4.5.3. Comparative Evaluation
To conduct a comparative analysis of each configuration, the best-performing version from each model was selected. This approach allowed for a focused assessment of the optimal outputs without introducing unnecessary complexity.
Notably, the inference effort was omitted from this comparison, as it rarely demonstrated significant variations in output quality across different models.

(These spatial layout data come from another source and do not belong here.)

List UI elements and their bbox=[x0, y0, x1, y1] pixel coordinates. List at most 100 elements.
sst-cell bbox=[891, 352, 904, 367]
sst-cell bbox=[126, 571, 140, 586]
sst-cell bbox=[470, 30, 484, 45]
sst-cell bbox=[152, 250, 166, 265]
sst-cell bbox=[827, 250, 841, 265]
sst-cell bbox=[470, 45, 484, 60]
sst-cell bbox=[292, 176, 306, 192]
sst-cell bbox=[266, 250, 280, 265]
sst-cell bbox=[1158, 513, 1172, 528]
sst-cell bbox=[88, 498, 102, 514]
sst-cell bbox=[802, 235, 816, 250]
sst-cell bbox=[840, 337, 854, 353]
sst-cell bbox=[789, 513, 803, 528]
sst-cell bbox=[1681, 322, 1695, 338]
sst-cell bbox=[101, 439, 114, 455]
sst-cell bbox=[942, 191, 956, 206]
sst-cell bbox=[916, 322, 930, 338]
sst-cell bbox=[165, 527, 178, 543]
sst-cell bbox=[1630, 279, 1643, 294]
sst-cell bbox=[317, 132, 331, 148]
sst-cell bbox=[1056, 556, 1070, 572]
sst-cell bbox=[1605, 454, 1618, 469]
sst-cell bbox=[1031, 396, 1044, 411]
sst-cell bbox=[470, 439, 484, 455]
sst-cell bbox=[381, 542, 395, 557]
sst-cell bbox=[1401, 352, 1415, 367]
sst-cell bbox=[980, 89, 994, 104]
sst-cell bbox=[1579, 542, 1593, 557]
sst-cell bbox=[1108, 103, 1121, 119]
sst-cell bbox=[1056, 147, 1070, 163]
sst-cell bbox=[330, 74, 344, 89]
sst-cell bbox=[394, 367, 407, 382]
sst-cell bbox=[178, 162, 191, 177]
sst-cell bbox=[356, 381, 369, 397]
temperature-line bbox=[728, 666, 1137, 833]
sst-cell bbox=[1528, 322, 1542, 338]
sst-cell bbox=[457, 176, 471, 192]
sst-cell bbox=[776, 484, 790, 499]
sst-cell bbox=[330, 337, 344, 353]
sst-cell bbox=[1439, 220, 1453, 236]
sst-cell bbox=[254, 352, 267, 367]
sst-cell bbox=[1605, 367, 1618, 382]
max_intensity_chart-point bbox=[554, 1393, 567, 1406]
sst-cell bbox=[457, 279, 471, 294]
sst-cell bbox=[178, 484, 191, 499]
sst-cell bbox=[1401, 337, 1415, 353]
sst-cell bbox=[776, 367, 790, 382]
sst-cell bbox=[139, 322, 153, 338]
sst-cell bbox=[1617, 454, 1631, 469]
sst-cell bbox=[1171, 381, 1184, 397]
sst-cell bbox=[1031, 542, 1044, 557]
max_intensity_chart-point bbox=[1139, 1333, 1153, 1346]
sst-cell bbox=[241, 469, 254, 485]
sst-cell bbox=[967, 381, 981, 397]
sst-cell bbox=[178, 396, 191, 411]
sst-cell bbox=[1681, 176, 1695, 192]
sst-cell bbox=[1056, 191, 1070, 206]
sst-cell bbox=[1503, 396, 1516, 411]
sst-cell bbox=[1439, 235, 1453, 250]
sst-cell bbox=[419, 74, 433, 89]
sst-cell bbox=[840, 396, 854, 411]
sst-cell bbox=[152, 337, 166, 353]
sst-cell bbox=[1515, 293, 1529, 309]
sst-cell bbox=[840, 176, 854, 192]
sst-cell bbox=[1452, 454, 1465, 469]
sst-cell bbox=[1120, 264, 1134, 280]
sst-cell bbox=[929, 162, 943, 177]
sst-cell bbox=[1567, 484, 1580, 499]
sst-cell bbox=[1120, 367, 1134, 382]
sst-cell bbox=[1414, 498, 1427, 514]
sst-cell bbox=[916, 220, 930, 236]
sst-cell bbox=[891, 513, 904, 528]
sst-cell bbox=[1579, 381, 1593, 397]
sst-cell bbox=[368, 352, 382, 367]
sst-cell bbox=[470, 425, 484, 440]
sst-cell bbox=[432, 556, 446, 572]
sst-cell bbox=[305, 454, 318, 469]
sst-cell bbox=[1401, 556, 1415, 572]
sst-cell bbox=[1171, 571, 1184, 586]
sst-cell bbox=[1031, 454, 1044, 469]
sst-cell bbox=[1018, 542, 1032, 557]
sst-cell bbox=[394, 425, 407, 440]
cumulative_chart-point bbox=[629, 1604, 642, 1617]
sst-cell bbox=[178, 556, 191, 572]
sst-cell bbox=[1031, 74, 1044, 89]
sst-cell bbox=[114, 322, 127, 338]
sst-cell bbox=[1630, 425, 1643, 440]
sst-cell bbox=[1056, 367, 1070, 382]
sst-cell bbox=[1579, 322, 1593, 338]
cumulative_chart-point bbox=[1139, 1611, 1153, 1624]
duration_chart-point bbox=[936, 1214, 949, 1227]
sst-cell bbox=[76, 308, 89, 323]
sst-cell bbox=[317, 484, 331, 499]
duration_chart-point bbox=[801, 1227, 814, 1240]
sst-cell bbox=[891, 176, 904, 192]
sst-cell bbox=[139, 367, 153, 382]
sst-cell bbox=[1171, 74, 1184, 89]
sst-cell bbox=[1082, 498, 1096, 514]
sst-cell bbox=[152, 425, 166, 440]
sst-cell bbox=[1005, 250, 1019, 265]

In the assessment, each configuration was ranked on a scale from 1 to 4, with higher numbers indicating better performance.
Results benchmarks

In the evaluation of effort, the LTTR24 base achieved superior
precision compared to other results with minimal training of just 300
epochs, which suggests that a regularised dataset provides superior
conditions. However, its performance in matching the reference style was
inconsistent, as it struggled to generate larger letter apertures in
characters such as a
, e
, and
c
.
In contrast, the LTTR24 base fine-tuned on the SVG-font dataset (Lopes et al. 2019)—trained extensively across 1200 epochs—produced noticeably less plausible results. While one might conclude that “the most trained models perform the worst,” this does not necessarily imply that increased effort directly causes lower quality. The incremental improvements between 1000 and 1100 epochs indicate that factors beyond mere training epochs likely contributed to quality issues.
The original DeepVecFont-2 (Wang et al. 2023) model showed similar quality issues, pointing instead to dataset size and quality as more significant contributors. Supporting this, the DeepVecFont-2 model fine-tuned on the LTTR/SET, which is normalised, consistently delivered better results. Thus, we conclude that dataset characteristics are likely central to optimising model performance.